First Emergency Arbitrator’s report on Emergency Relief:
On 4 February 2014, the first Application for Emergency Relief was submitted to the Swiss Chambers’ Arbitration Institution by a Swiss company requesting injunctions against a Canadian company under a dispute arising out of a cooperation agreement governed by Swiss law. By noon of the next day, two of the five candidates approached had signalled their availability. A Belgian national was appointed and received the file on 6 February 2014. The emergency arbitrator issued draft procedural rules and a draft provisional timetable and held a conference call with the parties on the next day.
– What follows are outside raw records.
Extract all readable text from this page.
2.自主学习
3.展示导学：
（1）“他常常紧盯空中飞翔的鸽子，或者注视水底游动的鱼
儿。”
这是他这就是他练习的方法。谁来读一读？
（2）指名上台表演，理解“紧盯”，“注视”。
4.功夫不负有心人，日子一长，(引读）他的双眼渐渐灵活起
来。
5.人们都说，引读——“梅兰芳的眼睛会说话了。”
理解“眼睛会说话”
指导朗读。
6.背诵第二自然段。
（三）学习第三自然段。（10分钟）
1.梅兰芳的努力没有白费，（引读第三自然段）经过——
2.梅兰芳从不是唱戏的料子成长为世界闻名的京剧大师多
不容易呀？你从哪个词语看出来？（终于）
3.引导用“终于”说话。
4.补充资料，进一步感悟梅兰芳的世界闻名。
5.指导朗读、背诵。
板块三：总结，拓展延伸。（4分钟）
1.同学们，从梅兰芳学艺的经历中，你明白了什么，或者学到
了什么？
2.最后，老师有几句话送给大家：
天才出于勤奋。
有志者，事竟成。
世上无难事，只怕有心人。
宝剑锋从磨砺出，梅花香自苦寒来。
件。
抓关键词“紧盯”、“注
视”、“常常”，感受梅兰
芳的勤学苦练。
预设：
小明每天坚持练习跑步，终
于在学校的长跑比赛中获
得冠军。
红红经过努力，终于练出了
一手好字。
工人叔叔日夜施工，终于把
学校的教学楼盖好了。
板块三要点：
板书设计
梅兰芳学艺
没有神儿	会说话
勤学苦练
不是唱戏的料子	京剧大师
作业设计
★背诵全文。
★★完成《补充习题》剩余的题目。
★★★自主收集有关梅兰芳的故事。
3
The answer to the request for emergency relief was filed on 11 February 2014, the reply on 13 February 2014 and the rejoinder on 15 February 2014.
A hearing took place at the seat of the emergency relief proceedings on 18 February 2014, and the parties filed their statements of costs one day later. The emergency arbitrator issued a decision ruling on the Application for emergency relief on 20 February 2014, partially granting the applicant’s request that the respondent be enjoined from disclosing the contents of the cooperation agreement and from using certain documents, tools, research and analytical techniques said to be the property of the applicant. The applicant’s request that the respondent be enjoined from making further contact with the applicant’s suppliers and that he be permitted to withhold payments received was denied. As to the request for a penalty, the emergency arbitrator found that he did not have jurisdiction to impose a penalty for non-compliance with the nondisclosure order.